Like hand-me-down clothes, the legacy of the haint faded as the years went by. For a few years the haint's appearance and Cha-Cha's triumph over it remained an indisputable, evergreen truth. It didn't matter that no subsequent resident of the big room had a night to rival Cha-Cha's. None of them ever admitted to hearing so much as a tap on the window during their times there. The original event was so remarkable that it did not require repetition. Cha-Cha took on an elevated status among the first six children; he had landed a punch on a haint and was somehow still breathing. But with each additional child who came along the story lost some of its luster. By the time it reached Lelah, the thirteenth and final Turner child, Francis Turner's five-word rebuttal, “Ain't no haints in Detroit,” was more famous within the family than the story behind it. It first gained a place in the Turner lexicon as a way to refute a claim, especially one that very well might be true—a signal of the speaker's refusal to discuss the matter further. The first six, confident that Francis Turner secretly believed in the haint's existence, popularized this usage. By Lelah's youth, the phrase had mutated into an accusation of leg pulling:

“Daddy said if I get an A in Mrs. Paulson's, he'd let me come on his truckin trip to Oregon.”

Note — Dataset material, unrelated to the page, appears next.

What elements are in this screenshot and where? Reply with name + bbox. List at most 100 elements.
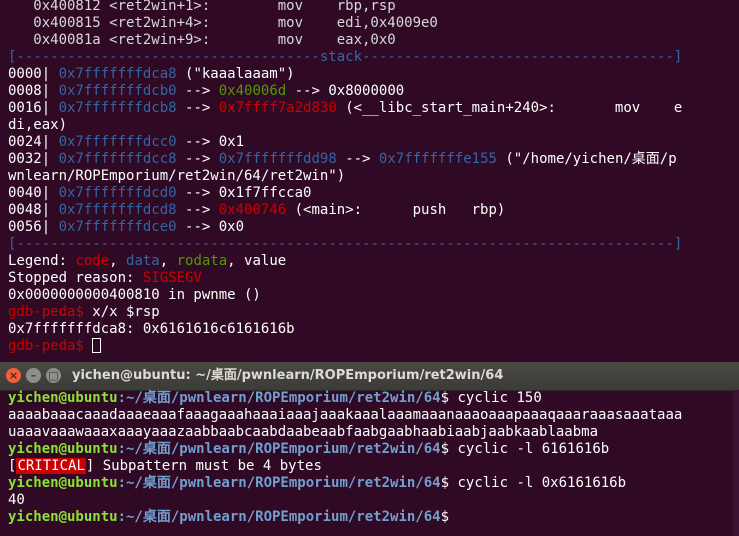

“Or-e-gone? Come on, man. Ain't no haints in Detroit.”

Cha-Cha transported Chryslers throughout the Rust Belt on an eighteen-wheeler. The job was the closest thing to an inheritance that he received from his father. After his twenty-fifth birthday the old man took him to his truck yard, introduced him to the union boss, and ushered him into the world of eighteen-wheelers, all-nighters to Saint Louis, and the constant, cloying smell of diesel fuel. Cha-Cha joked with his brothers who'd joined the service that he was more decorated at Chrysler than all of them combined. This wasn't a warmly received joke, but it was true. He held records in the company for fewest accidents, best turnaround times, cleanest cab, leadership, and dependability. He did this for over three decades, until, if what he saw was really what he thought he saw, the haint tried to kill him.